The Royalists retreated to the inner walls but the town was clearly indefensible. They set fires in anticipation of surrender. It was before 8am (less than six hours after the siege began) that the trumpet was sounded for ceasefire.

Prince Rupert was escorted to Oxford with his men, conversing as he rode with the officers of the escort about peace and the future of his adopted country.

==Aftermath==
King Charles, was stunned by the suddenness of the catastrophic loss of Bristol, and dismissed Rupert from all his offices and ordered him to leave England. In a letter to Rupert, Charles wrote "you assured me you would keep Bristol for four months. Did you keep it four days?".

Some Whig historians have argued that the king was completely delusional in his belief that Bristol could be held. They argue that his belief was so strong that the only explanation he could find was one of gross dereliction of duty. Others argue that he believed Rupert was to stage a coup, a belief stoked by his enemies at court — namely, Digby — who even went as far as to suggest he had been bribed to surrender.

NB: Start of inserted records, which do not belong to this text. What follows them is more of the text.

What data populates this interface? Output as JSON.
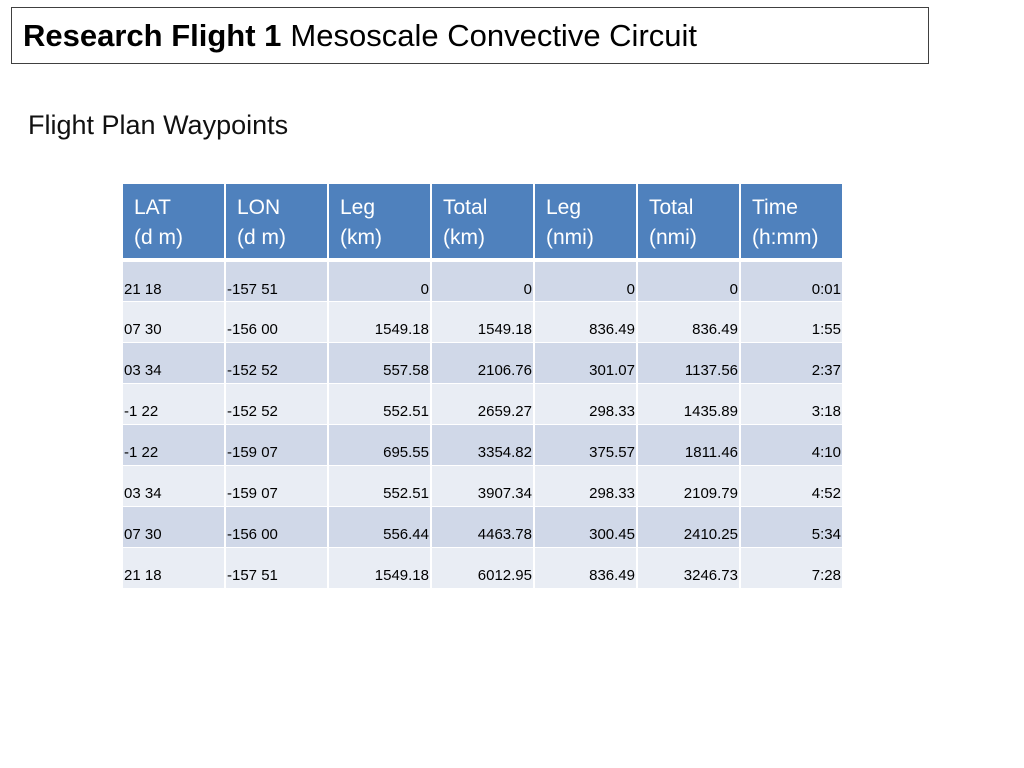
{
  "header": {
    "title_bold": "Research Flight 1",
    "title_rest": "Mesoscale Convective Circuit"
  },
  "section": {
    "subtitle": "Flight Plan Waypoints"
  },
  "table": {
    "columns": [
      "LAT\n(d m)",
      "LON\n(d m)",
      "Leg\n(km)",
      "Total\n(km)",
      "Leg\n(nmi)",
      "Total\n(nmi)",
      "Time\n(h:mm)"
    ],
    "rows": [
      [
        "21 18",
        "-157 51",
        "0",
        "0",
        "0",
        "0",
        "0:01"
      ],
      [
        "07 30",
        "-156 00",
        "1549.18",
        "1549.18",
        "836.49",
        "836.49",
        "1:55"
      ],
      [
        "03 34",
        "-152 52",
        "557.58",
        "2106.76",
        "301.07",
        "1137.56",
        "2:37"
      ],
      [
        "-1 22",
        "-152 52",
        "552.51",
        "2659.27",
        "298.33",
        "1435.89",
        "3:18"
      ],
      [
        "-1 22",
        "-159 07",
        "695.55",
        "3354.82",
        "375.57",
        "1811.46",
        "4:10"
      ],
      [
        "03 34",
        "-159 07",
        "552.51",
        "3907.34",
        "298.33",
        "2109.79",
        "4:52"
      ],
      [
        "07 30",
        "-156 00",
        "556.44",
        "4463.78",
        "300.45",
        "2410.25",
        "5:34"
      ],
      [
        "21 18",
        "-157 51",
        "1549.18",
        "6012.95",
        "836.49",
        "3246.73",
        "7:28"
      ]
    ],
    "header_color": "#4f81bd",
    "row_color_odd": "#d0d8e8",
    "row_color_even": "#e9edf4"
  }
}
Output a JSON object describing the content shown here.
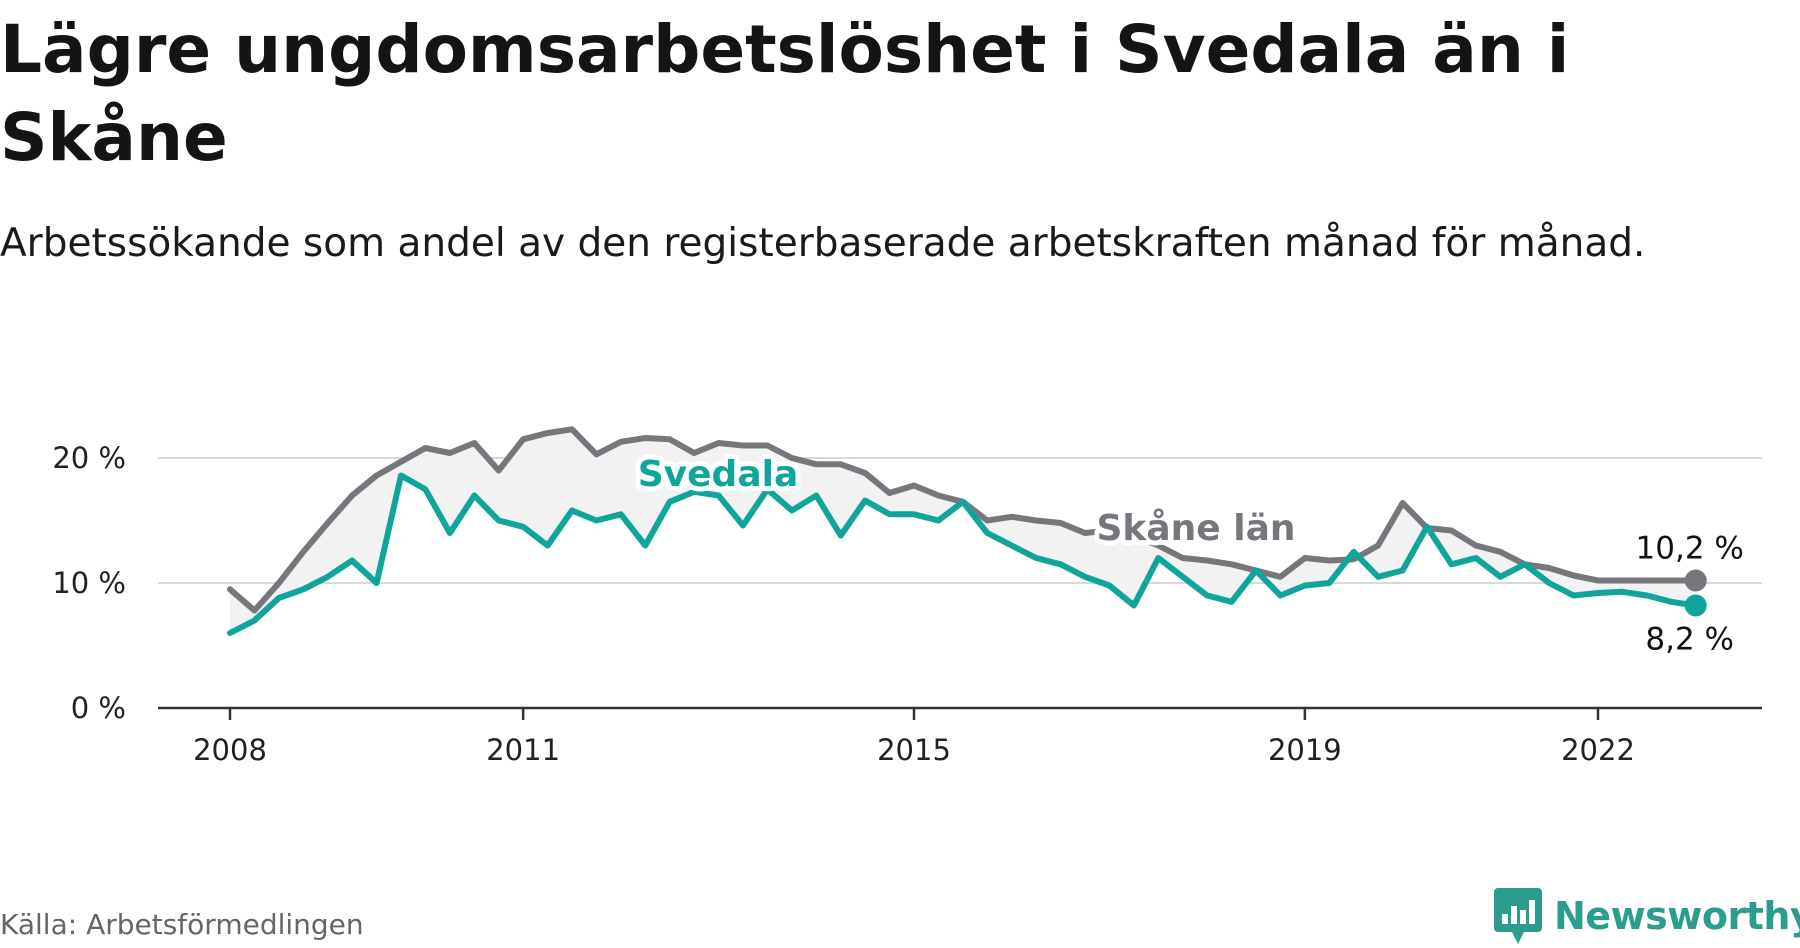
{
  "title": "Lägre ungdomsarbetslöshet i Svedala än i Skåne",
  "subtitle": "Arbetssökande som andel av den registerbaserade arbetskraften månad för månad.",
  "source": "Källa: Arbetsförmedlingen",
  "brand": "Newsworthy",
  "colors": {
    "svedala": "#0fa59b",
    "skane": "#78767d",
    "band": "#f2f2f2",
    "grid": "#d9d9d9",
    "axis": "#333333",
    "brand": "#2a9d8f"
  },
  "chart_data": {
    "type": "line",
    "title": "Lägre ungdomsarbetslöshet i Svedala än i Skåne",
    "xlabel": "",
    "ylabel": "",
    "ylim": [
      0,
      20
    ],
    "yticks": [
      0,
      10,
      20
    ],
    "ytick_labels": [
      "0 %",
      "10 %",
      "20 %"
    ],
    "xlim": [
      2008.0,
      2026.0
    ],
    "xticks": [
      2008,
      2011,
      2015,
      2019,
      2022
    ],
    "xtick_labels": [
      "2008",
      "2011",
      "2015",
      "2019",
      "2022"
    ],
    "grid": true,
    "series": [
      {
        "name": "Skåne län",
        "label": "Skåne län",
        "end_label": "10,2 %",
        "t": [
          2008.0,
          2008.25,
          2008.5,
          2008.75,
          2009.0,
          2009.25,
          2009.5,
          2009.75,
          2010.0,
          2010.25,
          2010.5,
          2010.75,
          2011.0,
          2011.25,
          2011.5,
          2011.75,
          2012.0,
          2012.25,
          2012.5,
          2012.75,
          2013.0,
          2013.25,
          2013.5,
          2013.75,
          2014.0,
          2014.25,
          2014.5,
          2014.75,
          2015.0,
          2015.25,
          2015.5,
          2015.75,
          2016.0,
          2016.25,
          2016.5,
          2016.75,
          2017.0,
          2017.25,
          2017.5,
          2017.75,
          2018.0,
          2018.25,
          2018.5,
          2018.75,
          2019.0,
          2019.25,
          2019.5,
          2019.75,
          2020.0,
          2020.25,
          2020.5,
          2020.75,
          2021.0,
          2021.25,
          2021.5,
          2021.75,
          2022.0,
          2022.25,
          2022.5,
          2022.75,
          2023.0
        ],
        "values": [
          9.5,
          7.8,
          10.0,
          12.5,
          14.8,
          17.0,
          18.6,
          19.7,
          20.8,
          20.4,
          21.2,
          19.0,
          21.5,
          22.0,
          22.3,
          20.3,
          21.3,
          21.6,
          21.5,
          20.4,
          21.2,
          21.0,
          21.0,
          20.0,
          19.5,
          19.5,
          18.8,
          17.2,
          17.8,
          17.0,
          16.5,
          15.0,
          15.3,
          15.0,
          14.8,
          14.0,
          14.2,
          13.8,
          13.0,
          12.0,
          11.8,
          11.5,
          11.0,
          10.5,
          12.0,
          11.8,
          11.9,
          13.0,
          16.4,
          14.4,
          14.2,
          13.0,
          12.5,
          11.5,
          11.2,
          10.6,
          10.2,
          10.2,
          10.2,
          10.2,
          10.2
        ]
      },
      {
        "name": "Svedala",
        "label": "Svedala",
        "end_label": "8,2 %",
        "t": [
          2008.0,
          2008.25,
          2008.5,
          2008.75,
          2009.0,
          2009.25,
          2009.5,
          2009.75,
          2010.0,
          2010.25,
          2010.5,
          2010.75,
          2011.0,
          2011.25,
          2011.5,
          2011.75,
          2012.0,
          2012.25,
          2012.5,
          2012.75,
          2013.0,
          2013.25,
          2013.5,
          2013.75,
          2014.0,
          2014.25,
          2014.5,
          2014.75,
          2015.0,
          2015.25,
          2015.5,
          2015.75,
          2016.0,
          2016.25,
          2016.5,
          2016.75,
          2017.0,
          2017.25,
          2017.5,
          2017.75,
          2018.0,
          2018.25,
          2018.5,
          2018.75,
          2019.0,
          2019.25,
          2019.5,
          2019.75,
          2020.0,
          2020.25,
          2020.5,
          2020.75,
          2021.0,
          2021.25,
          2021.5,
          2021.75,
          2022.0,
          2022.25,
          2022.5,
          2022.75,
          2023.0
        ],
        "values": [
          6.0,
          7.0,
          8.8,
          9.5,
          10.5,
          11.8,
          10.0,
          18.6,
          17.5,
          14.0,
          17.0,
          15.0,
          14.5,
          13.0,
          15.8,
          15.0,
          15.5,
          13.0,
          16.5,
          17.3,
          17.0,
          14.6,
          17.5,
          15.8,
          17.0,
          13.8,
          16.6,
          15.5,
          15.5,
          15.0,
          16.5,
          14.0,
          13.0,
          12.0,
          11.5,
          10.5,
          9.8,
          8.2,
          12.0,
          10.5,
          9.0,
          8.5,
          11.0,
          9.0,
          9.8,
          10.0,
          12.5,
          10.5,
          11.0,
          14.5,
          11.5,
          12.0,
          10.5,
          11.5,
          10.0,
          9.0,
          9.2,
          9.3,
          9.0,
          8.5,
          8.2
        ]
      }
    ]
  }
}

The fall of Bristol meant that Chester was the only important seaport remaining to connect the English Royalists with Ireland. The war was by this point all but over. The resources to continue the fight collapsed in the south of England but the king managed to hold onto some fortified town for another 9 months before surrendering to the Scots.

Upon hearing of the surrender, the House of Commons voted to reinstate Nathaniel Fiennes to his seat. He had previously been disgraced after failing to hold Bristol in 1643, but it was now clear that the town was less defensible than assumed.

Oliver Cromwell once again (as after Naseby) wrote to the Commons arguing in support of the Independent faction on the grounds that his men had fought and died for the cause of religious liberty. His words were reprinted and led to an increase in the factional tension that would eventually end in the military coup of 1648.